Khloe then went onto the Internet to release a statement saying “This is me and my body unretouched and unfiltered… when someone takes a photo of you that isn’t flattering in bad lighting or doesn’t capture your body the way it is after working so hard to get to this point—and then shares it to the world—you should have every right to ask for it to not be shared—regardless of who you are” (1). 

I completely understand where Khloe is coming from, however it becomes a tricky subject when such impressionable minds are being exposed to her and her families’ content every single day. 

Fans began to wonder if their bodies were good enough if Khloe was scrambling to get rid of a type of photo most of them could actually relate to! 

People also criticized how the Kardashians and Jenners have created such new and intense beauty standards that they themselves can’t even keep up with or achieve, without the help of editing, good lightning, makeup, etc. 

Of course, the Kardashians are not the only culprits here.

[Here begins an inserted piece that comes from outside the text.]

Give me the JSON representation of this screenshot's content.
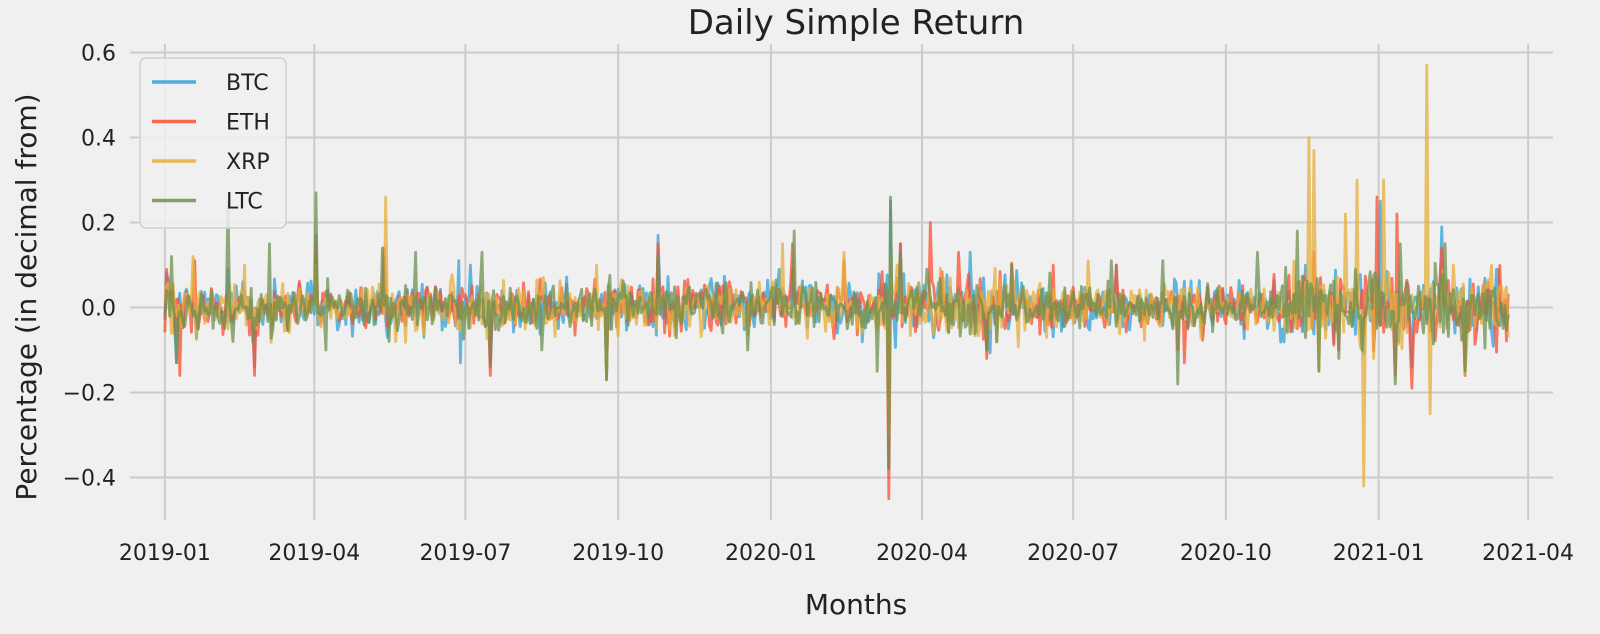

Social media influencers and models have grown in their popularity. Most of the time, they are portraying a fantasy. 

Social media has contorted and skewed our beauty standards and it is having a bigger impact on a lot of people’s self esteem and mental health than you may want to believe. 

It is important to keep in mind when exploring social media and using it for your own leisure that your page and posts should be content that you personally love and enjoy. If editing your photos makes you the most happy, then do that! Don’t edit your photos to match these celebs and influencers. 

In reality, social media can be a great place when you have the right mindset.